Лиза легко качает головой, кривя розовые губы в насмешливой ужимке. Ей не больно от услышанного. Она давно и наверняка знает, куда ведут кривые дорожки близких ей людей, и что она никогда не пойдет против их воли. Софке легче. Хотя бы потому, что она не так давно знает Витю, Лизу и ей проще вырвать себя из их реальности. Проще… Но не без корня, и не без крови.

– Соф, может быть, ты никогда не поймешь меня, но – это моя жизнь, – Лиза делает акцент на слове «моя», и наконец-то снова окутывает подругу голубоватым взглядом, – моя, которую я выбрала. И если, по-твоему, моя функция сводится к «принеси, подай», то, наверное, ты не понимаешь, что я нашла в Космосе! Андестенд? Ты хочешь поговорить ещё? Я готова, но осторожнее на поворотах…

– До твоих идеалов мне как до китайской пасхи, – Софе слишком знакомы глаза, которыми Лиза смотрит на неё. Это взгляд Вити Пчёлкина, того же леденящего цвета, в морозы сковывающий холодом, – так или иначе, но всё решено. Правда?

– Пара к концу идёт, торопись, – циферблат «Зари» показывает двенадцать дня, и Лиза механически кидает в сумку толстую тетрадь. – Решено или не решено, разберёмся! Но перед тем, как упрекать меня за то, во что ты ввязалась, раскинь своим житейским умом, Софа, и заруби – не лезь на амбразуру, которую не потянешь…

– Совет на будущее? – трель звонка, перебиваемая гулом, воцарившимся в аудитории, не дает Софе собраться с мыслями. – Учту.

– Совет на будущее, Софка, ты пропустила мимо ушей, – Лиза припомнила первый курс, и более мирный разговор едва знакомых студенток, выбравших друг друга среди пестрой разноплановой толпы, – года два назад. А после драки кулаками не машут. И вообще, Соф, забудь сегодняшний разговор. Хорошо, что выкипело. И тебе не дует!
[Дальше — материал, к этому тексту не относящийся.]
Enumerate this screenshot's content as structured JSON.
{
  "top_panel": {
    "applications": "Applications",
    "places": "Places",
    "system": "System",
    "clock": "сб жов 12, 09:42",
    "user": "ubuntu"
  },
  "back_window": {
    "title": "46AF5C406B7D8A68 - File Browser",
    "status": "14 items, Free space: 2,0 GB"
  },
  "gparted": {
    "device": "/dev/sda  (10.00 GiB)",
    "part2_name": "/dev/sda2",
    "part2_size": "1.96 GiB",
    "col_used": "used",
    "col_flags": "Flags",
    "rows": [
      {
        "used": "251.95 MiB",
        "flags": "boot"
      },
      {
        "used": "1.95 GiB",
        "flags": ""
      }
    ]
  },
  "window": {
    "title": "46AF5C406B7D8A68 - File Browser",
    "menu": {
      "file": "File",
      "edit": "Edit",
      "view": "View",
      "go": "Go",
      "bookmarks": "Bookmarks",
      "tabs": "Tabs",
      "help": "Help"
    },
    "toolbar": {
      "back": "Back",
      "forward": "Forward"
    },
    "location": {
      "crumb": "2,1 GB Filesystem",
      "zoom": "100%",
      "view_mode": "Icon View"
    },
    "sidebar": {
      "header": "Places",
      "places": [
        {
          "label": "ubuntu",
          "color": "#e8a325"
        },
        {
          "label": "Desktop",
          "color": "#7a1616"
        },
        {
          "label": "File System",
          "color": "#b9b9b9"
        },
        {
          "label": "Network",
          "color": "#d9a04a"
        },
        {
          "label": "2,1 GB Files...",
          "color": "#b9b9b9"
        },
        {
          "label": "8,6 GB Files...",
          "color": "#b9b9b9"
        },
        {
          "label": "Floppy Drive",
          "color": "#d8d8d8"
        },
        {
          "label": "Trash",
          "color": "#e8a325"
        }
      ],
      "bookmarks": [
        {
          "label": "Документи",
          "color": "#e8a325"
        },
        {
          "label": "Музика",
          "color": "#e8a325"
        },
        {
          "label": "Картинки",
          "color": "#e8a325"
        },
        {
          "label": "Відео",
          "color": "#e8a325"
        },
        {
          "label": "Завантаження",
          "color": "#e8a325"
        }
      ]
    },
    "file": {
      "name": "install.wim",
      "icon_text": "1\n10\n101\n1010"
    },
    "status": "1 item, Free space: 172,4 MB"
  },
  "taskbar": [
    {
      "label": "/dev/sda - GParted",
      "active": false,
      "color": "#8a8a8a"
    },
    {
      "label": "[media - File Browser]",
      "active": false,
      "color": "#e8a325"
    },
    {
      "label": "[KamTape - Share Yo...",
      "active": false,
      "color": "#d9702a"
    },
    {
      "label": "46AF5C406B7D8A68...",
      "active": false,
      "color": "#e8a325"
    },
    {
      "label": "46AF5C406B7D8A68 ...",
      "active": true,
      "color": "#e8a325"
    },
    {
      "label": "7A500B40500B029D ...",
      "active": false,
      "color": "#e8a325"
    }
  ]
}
– Ты прекрасно знала моё мнение, – Голикова не собирается признаваться себе и подруге в том, что могла быть не права, – и только нос не вешай, я не со зла… Кто тебе об этом скажет, кроме меня?

– Забей! Меня Космос ждёт, наверное, уже подъехал, – Лиза покручивает на пальчике номерок, данный в гардеробе. Решив, что сегодня она не будет дожидаться подругу, бывшую её постоянной спутницей в институте, Павлова встаёт и решительно прощается. – Всё! Счастливо! Целую, люблю, пока!

– Давай…

Не нужно иметь семь пядей во лбу, чтобы догадаться, что никакие разговоры на Лизу не подействуют. Софе не жаль произнесенных в запале слов, но что-то лишает её обыкновенной легкости.

Тревожное чувство улетучивается лишь только тогда, когда Софка ступает на порог жилища Пчёлкина, пропитанного запахом «Camel». Табачную верность Пчёла хранил свято, как не одной девушке, успевшей мелькнуть в его нескучной жизни.

Витя спит, потому что час дня слишком раннее время для подъема, когда его никуда сегодня не звали. Софка роняет сумку в кресло, не боясь, что разбудит парня, и, скинув плащ, оседает на пол, трогая Пчёлу за висящую над паркетом руку.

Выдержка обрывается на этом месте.